More on reparations: unintended consequences May 28, 2014

So a while back some psychologist or sociologist declared that his research definitively proved that conservatives are deficient in being too pessimistic and focused on Bad Things That Can Happen, and conservatives basically, owned this claim by saying that, parallel to this, liberals are too naive about unintended consequences and think if they just wave their magic wand of government policy, the world can be a better, nearly utopian place, ignoring costs, risks, and unintended consequences.

And the reparations debate is a case study in these reactions.

Advocates are pointing to H.R. 40, which aims to establish a commission to study reparations.  It would appropriate $8,000,000 to the task, with 3 commissioners appointed by the president, 3 by the House speaker, and 1 by the Senate president, all of whom are to be experts in the field of African-American studies.  They are to be paid according to the GS-18 level (which, incidentally, hasn’t existed since 1978, being replaced by executive pay levels, but in any event, pay exceeds the regular civil service levels and is probably in the neighborhood of $150 – $200k per year, proportion to the time spend on this project), and are also able to hire any staffers they choose at pay rates they desire irrespective of the Civil Service schedule.  They are instructed to produce a report in the following issues:

(A) Whether the Government of the United States should offer a formal apology on behalf of the people of the United States for the perpetration of gross human rights violations on African slaves and their descendants.
(B) Whether African-Americans still suffer from the lingering effects of the matters described in paragraphs (1), (2), (3), and (4). [that is, slavery and subsequent discrimination]
 (C) Whether, in consideration of the Commission’s findings, any form of compensation to the descendants of African slaves is warranted.
 (D) If the Commission finds that such compensation is warranted, what should be the amount of compensation, what form of compensation should be awarded, and who should be eligible for such compensation.
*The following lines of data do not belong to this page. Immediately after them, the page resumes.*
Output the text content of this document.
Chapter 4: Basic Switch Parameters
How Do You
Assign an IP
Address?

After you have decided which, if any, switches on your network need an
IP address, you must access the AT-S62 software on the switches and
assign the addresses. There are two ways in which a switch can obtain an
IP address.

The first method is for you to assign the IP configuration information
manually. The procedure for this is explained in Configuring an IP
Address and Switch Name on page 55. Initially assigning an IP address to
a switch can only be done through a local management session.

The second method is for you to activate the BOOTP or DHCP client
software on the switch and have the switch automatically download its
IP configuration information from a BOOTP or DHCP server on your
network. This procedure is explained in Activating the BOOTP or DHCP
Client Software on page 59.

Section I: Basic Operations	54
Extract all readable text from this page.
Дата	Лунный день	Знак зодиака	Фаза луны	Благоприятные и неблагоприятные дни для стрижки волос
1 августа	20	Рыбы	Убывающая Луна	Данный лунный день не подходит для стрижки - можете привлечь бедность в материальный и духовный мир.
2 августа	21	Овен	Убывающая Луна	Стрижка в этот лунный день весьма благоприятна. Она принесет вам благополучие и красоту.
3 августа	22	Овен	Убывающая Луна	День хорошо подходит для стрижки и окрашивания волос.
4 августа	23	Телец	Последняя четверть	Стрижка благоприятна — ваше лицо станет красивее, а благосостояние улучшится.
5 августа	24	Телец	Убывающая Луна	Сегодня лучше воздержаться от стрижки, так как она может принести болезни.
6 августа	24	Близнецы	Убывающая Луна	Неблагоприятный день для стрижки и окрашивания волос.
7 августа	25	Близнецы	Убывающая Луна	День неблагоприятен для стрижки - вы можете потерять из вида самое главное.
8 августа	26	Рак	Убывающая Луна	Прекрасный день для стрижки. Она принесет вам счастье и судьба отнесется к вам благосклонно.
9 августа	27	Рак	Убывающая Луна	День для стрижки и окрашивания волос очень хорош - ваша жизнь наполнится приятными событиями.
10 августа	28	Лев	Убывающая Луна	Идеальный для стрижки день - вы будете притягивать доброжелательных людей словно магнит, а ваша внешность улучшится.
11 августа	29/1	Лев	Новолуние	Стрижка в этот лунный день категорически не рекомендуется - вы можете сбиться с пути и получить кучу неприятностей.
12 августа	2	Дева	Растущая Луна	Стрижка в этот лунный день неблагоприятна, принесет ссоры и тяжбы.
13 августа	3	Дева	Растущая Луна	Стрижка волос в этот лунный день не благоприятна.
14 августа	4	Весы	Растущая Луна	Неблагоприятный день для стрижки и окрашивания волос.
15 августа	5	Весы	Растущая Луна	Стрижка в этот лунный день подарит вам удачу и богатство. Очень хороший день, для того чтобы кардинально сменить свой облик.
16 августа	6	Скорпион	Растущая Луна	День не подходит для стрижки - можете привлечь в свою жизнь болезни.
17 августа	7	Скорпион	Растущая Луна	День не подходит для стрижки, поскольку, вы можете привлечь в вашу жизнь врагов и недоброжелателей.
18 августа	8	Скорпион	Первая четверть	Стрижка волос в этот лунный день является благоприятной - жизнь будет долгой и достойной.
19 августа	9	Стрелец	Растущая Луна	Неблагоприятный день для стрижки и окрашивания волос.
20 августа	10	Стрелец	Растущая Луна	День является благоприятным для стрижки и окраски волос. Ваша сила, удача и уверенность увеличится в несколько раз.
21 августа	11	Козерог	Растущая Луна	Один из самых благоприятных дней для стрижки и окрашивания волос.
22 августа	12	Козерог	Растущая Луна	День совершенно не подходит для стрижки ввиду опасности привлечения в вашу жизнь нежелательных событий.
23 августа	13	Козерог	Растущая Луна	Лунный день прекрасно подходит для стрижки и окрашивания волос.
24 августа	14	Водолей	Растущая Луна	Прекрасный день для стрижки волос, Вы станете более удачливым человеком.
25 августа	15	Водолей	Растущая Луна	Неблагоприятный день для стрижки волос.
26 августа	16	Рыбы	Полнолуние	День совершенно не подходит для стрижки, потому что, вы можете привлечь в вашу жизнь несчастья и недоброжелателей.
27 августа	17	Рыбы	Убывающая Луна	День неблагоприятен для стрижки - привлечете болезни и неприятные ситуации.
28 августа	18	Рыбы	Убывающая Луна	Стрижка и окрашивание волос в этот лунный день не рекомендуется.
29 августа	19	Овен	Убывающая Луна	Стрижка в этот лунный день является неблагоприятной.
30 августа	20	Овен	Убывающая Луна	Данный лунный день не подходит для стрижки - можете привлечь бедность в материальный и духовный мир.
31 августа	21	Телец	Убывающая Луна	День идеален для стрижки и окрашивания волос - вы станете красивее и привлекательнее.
 And such advocates say, basically, this is a risk-free proposal because, other than spending $8 million, there’s no harm done.  Congress would have to enact any legislation in any event.

But at the same time, so far as I can tell, neither the Coates article nor other authors reveal their end game, but everyone’s guessing it involves a so-called “Marshall Plan” for the inner city — that is, a “Marshall Plan” as it exists in popular imagination, not in reality.  Can a “reparations committee” actually go about its work in a way that unites us rather than increasing division?  What can go wrong?  Let’s rephrase — is there a real chance that such a commission could produce a credible document with a real path forward?  Not so much.

(Incidentally, on of the arguments that reparations-advocates often make is that Americans now, and white Americans specifically, benefited from slavery and discrimination.  They invoke slave labor being used to build this-or-that, and the fact that cotton was supposedly a mainstay of the American economy and everyone owes a debt as a result.  That’s all nonsense — otherwise the South would have won the war, not the Industrial North; perhaps it may even be provable that slavery hobbled the economy in the South — but even if it weren’t, it’s beside the point.  The internment of Japanese-Americans did not benefit the U.S. economy in any way, but that didn’t make a difference in terms of the appropriateness of reparation payments.  And to say that white Americans now benefit from discrimination in the past against blacks is to say that the economy is zero-sum — and negates their parallel arguments that we all benefit from diversity.)